INTERAGENCY DATA SHARING
- The Committee recommends that the Legislature encourage agencies to include their data in the Open Data Portal. Today, only 10 agencies participate by publishing their open data on the portal. Most state agencies publish data on their individual agency portal. Constituents who deal with multiple state agencies must traverse multiple web sites to find the information they are looking to obtain. The technology within the portal allows for agencies to have the data in both places, on their individual web site and on the Texas Open Data Portal at no additional cost. An example of this comes from the Comptroller’s office who last year decided to place all their open data on the Texas Open Data Portal and through a simple application programming interface, or API, they pull it back to feed their individual agency web site.
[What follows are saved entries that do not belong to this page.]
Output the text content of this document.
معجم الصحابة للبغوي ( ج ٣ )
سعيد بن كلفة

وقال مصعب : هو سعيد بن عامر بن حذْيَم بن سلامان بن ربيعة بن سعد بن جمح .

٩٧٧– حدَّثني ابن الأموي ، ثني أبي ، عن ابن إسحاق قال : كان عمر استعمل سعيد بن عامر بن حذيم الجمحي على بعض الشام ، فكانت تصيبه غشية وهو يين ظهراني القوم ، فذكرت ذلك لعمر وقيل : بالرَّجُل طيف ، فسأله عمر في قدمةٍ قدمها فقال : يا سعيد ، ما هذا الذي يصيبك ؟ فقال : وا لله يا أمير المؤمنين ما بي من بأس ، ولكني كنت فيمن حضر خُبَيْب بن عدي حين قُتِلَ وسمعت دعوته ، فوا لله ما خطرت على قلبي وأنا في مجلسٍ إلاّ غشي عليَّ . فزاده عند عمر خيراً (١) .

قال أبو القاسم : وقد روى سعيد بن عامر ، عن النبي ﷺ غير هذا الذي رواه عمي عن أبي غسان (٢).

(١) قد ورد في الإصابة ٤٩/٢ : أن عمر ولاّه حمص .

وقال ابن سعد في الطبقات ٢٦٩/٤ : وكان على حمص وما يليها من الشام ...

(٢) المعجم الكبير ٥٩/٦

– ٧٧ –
This allows the Comptroller to store their open data in a secure cloud environment, at no additional cost to their agency, and have the information available in both locations. So effectively a citizen, researcher, journalist, private company, or anyone can access the same information in either locations.
- The Committee recommends that each state agency with more than 250 employees have a dedicated data management employee. To move forward, the state must offer continued support and focus on applying good data management practices. Keys to a successful data program include establishing a formal and defined data governance structure, led by dedicated data management professional(s). Having these two pieces in place allow agencies to focus on the opportunity and create the value that is within their data. Additionally, having dedicated resources across the enterprise allows for more data sharing discussions between agencies that can lead to overall better services for our citizens, better efficiencies for our operations, better coordinated fraud identification, and higher levels of security and management of our overall strategic asset, that is data.
- The Committee recommends that the position of Statewide Data Coordinator be changed from Statewide Data Coordinator to Chief Data Officer and the expiration date of September 1, 2021, as outlined in H.B. 1912, Section 2054.0286(d), be abolished. The position of Statewide Data Coordinator (SWDC) is critical to continue the progress of the Statewide Data Program while attaining the long-term program goals, objectives, and on-going success. In the role, the SWDC provides a driving and centralized focus on establishing best practices for data management, data sharing, open data government transparency and the use of data analytics as well as supporting agency and higher education enterprise information management. To maintain the view of Texas as the forefront of technology and to align the position with industry best practices and other state’s similar data management programs, it is recommended that the position be changed from Statewide Data Coordinator to Chief Data Officer and the expiration date of September 1, 2021, as outlined in H.B.1912, Section 2054.0286 (d), be abolished.
HB 8 IMPLEMENTATION
- The Committee is pleased with the efficient manner in which DIR has implemented the requirements of HB 8.